This afternoon (still Saturday between sessions 3 and 4--totally quiet) we wandered into one of the Tacoma cabins...Bodman #1. Pretty well clean. Floors swept, bathrooms not so bad, windows open to let in the fresh breeze. More or less ready for the new campers to arrive tomorrow. All of the girls in Bodman 1 left after 3, so it'll be a whole new crew for the counselors there. We saw on a table that serves as a writing desk a stack of magazines, a journal-notebook, a baseball glove, and a small neat stack of (contraband) candy...and a note, folded in half on green stationery. We opened it and read as follows:
Dear Bodman One, We have been at Frost Valley for six weeks, some of us. Frost Valley is a magic place. A place to release our emotions and enjoy the summer sun. We have lived in these rooms for two weeks, and we took care of them. We didn't curse, because we wanted to keep Frost Valley the sacred place that it is. We hope you love it here as much as we do, and that you care enough to take care of this place. Look out for our counselors, Emily & Jesse, and for Little Big Tree.* Thanks, and have a wonderful session. - Bodman One of Session Three**
It's a gift from one group of 14-year-olds to another, and probably none of them will ever meet, or maybe years from now by accident in casual convo about their Tacoma summer. What's especially good about this for me is that it proves that continuity isn't just something that is passed along from year to year by people who stay here for years--but can be generously given from one session to the next. One of the eight Frost Valley core values*** is stewardship, and it is probably (at least judging from the little talks about these values one hears as flag raising) the least well understood. Yet what could be a better instance of stewardship than a group of American teenagers in 2007 asking another group to "care enough to take care of this place." Yes,
that's it. And it surely bodes well for our future, all of us.

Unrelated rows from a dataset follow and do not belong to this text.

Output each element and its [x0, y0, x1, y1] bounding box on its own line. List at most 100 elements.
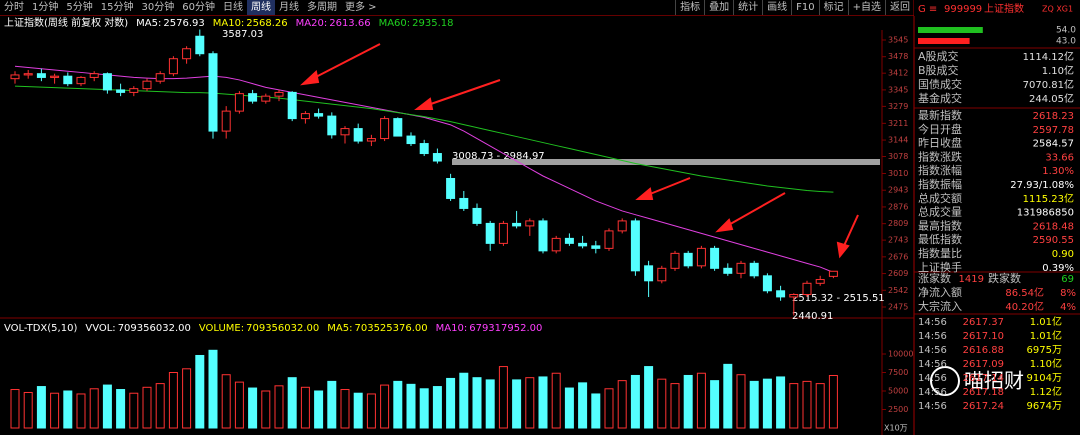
y-tick-label: 5000 [888, 387, 908, 396]
candle-body [10, 74, 20, 80]
period-tab[interactable]: 30分钟 [141, 2, 175, 13]
tick-price: 2617.37 [963, 317, 1004, 328]
watermark: 喵招财 [964, 369, 1024, 393]
tool-button[interactable]: 标记 [818, 0, 848, 15]
candle-body [578, 242, 588, 247]
tool-button[interactable]: +自选 [847, 0, 885, 15]
candle-body [710, 247, 720, 269]
arrow [842, 214, 859, 249]
candle-body [657, 267, 667, 282]
period-tab[interactable]: 60分钟 [182, 2, 215, 13]
candle-body [76, 76, 86, 85]
candle-body [459, 197, 469, 209]
candle-body [353, 128, 363, 142]
indicator-label: VVOL: [85, 323, 115, 334]
period-tab[interactable]: 多周期 [306, 2, 337, 13]
annotation: 2440.91 [792, 311, 833, 322]
period-tab[interactable]: 分时 [4, 2, 24, 13]
quote-code: 999999 [944, 4, 982, 15]
breadth-label: 跌家数 [988, 271, 1021, 285]
y-tick-label: 2943 [888, 186, 908, 195]
tick-amount: 1.01亿 [1030, 315, 1062, 328]
candle-body [23, 73, 33, 76]
volume-bar [591, 393, 601, 429]
candle-body [564, 237, 574, 244]
period-tab[interactable]: 5分钟 [66, 2, 93, 13]
support-band [452, 159, 880, 165]
tool-button[interactable]: 返回 [885, 0, 914, 15]
volume-bar [168, 372, 178, 429]
volume-bar [459, 372, 469, 429]
candle-body [498, 222, 508, 244]
tool-button[interactable]: 统计 [733, 0, 762, 15]
volume-bar [828, 375, 838, 429]
arrow-head [635, 187, 654, 200]
volume-bar [36, 386, 46, 429]
quote-label: 最高指数 [918, 218, 962, 232]
quote-label: 基金成交 [918, 91, 962, 105]
y-tick-label: 2743 [888, 236, 908, 245]
arrows [299, 43, 859, 259]
quote-label: 昨日收盘 [918, 136, 962, 150]
tick-time: 14:56 [918, 401, 947, 412]
period-tab[interactable]: 更多 > [344, 2, 377, 13]
candle-body [89, 73, 99, 78]
tool-button[interactable]: 画线 [762, 0, 791, 15]
indicator-value: 709356032.00 [118, 323, 191, 334]
tick-price: 2617.09 [963, 359, 1004, 370]
chart-bg [0, 16, 914, 435]
quote-value: 2618.48 [1033, 221, 1074, 232]
volume-bar [710, 380, 720, 429]
quote-label: A股成交 [918, 49, 959, 63]
quote-header [914, 0, 1080, 16]
breadth-value: 69 [1061, 274, 1074, 285]
volume-bar [696, 372, 706, 429]
tick-time: 14:56 [918, 345, 947, 356]
quote-value: 244.05亿 [1029, 92, 1074, 105]
volume-bar [274, 385, 284, 429]
y-tick-label: 2609 [888, 269, 908, 278]
volume-bar [195, 354, 205, 429]
candle-body [274, 91, 284, 97]
period-tab[interactable]: 日线 [222, 2, 243, 13]
candle-body [723, 267, 733, 274]
quote-label: 指数振幅 [918, 177, 962, 191]
tool-button[interactable]: 叠加 [704, 0, 733, 15]
quote-label: 指数涨跌 [918, 149, 962, 163]
quote-value: 1.30% [1042, 166, 1074, 177]
quote-tag: ZQ XG1 [1042, 5, 1073, 14]
volume-bar [551, 372, 561, 429]
volume-bar [485, 379, 495, 429]
candle-body [472, 207, 482, 224]
tool-button[interactable]: F10 [791, 0, 818, 15]
volume-bar [366, 393, 376, 429]
tick-amount: 6975万 [1027, 345, 1062, 356]
volume-bar [380, 384, 390, 429]
period-tab[interactable]: 1分钟 [32, 2, 59, 13]
candle-body [815, 279, 825, 284]
tick-amount: 1.12亿 [1030, 385, 1062, 398]
indicator-label: MA10: [436, 323, 468, 334]
volume-bar [155, 383, 165, 429]
quote-value: 1115.23亿 [1023, 192, 1074, 205]
tick-amount: 1.10亿 [1030, 357, 1062, 370]
tick-price: 2617.18 [963, 387, 1004, 398]
candle-body [300, 113, 310, 120]
indicator-value: 2613.66 [329, 18, 370, 29]
period-tab[interactable]: 15分钟 [100, 2, 134, 13]
y-tick-label: 7500 [888, 368, 908, 377]
period-tab[interactable]: 月线 [278, 2, 299, 13]
quote-value: 33.66 [1045, 152, 1074, 163]
candle-body [762, 275, 772, 292]
period-tab[interactable]: 周线 [246, 0, 275, 15]
volume-bar [10, 389, 20, 429]
volume-bar [604, 388, 614, 429]
arrow-head [715, 218, 734, 233]
volume-bar [802, 380, 812, 429]
y-tick-label: 2475 [888, 303, 908, 312]
indicator-label: MA5: [136, 18, 161, 29]
candle-body [195, 35, 205, 55]
indicator-value: 2935.18 [412, 18, 453, 29]
indicator-value: 2568.26 [246, 18, 287, 29]
tool-button[interactable]: 指标 [675, 0, 704, 15]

* At the beginning of this summer, on the final night of staff training week, the entire staff planted a sapling about 100 feet to the east of the famous Big Tree in Big Tree Field. Don't worry: Big Tree is healthy and has many more years to go. But the staff felt that stewardship was all about preparing for the future (the cliche word is "proactive"). So they dedicated what they call "Little Big Tree" and now the little guy stands next to the big guy and it too bodes well for the future.
** The writer of the note was Sami (see pic below) but it was composed by the whole group of girls.
*** The 8 core values are respect, responsibility, caring, community, diversity, stewardship, inclusiveness, honesty.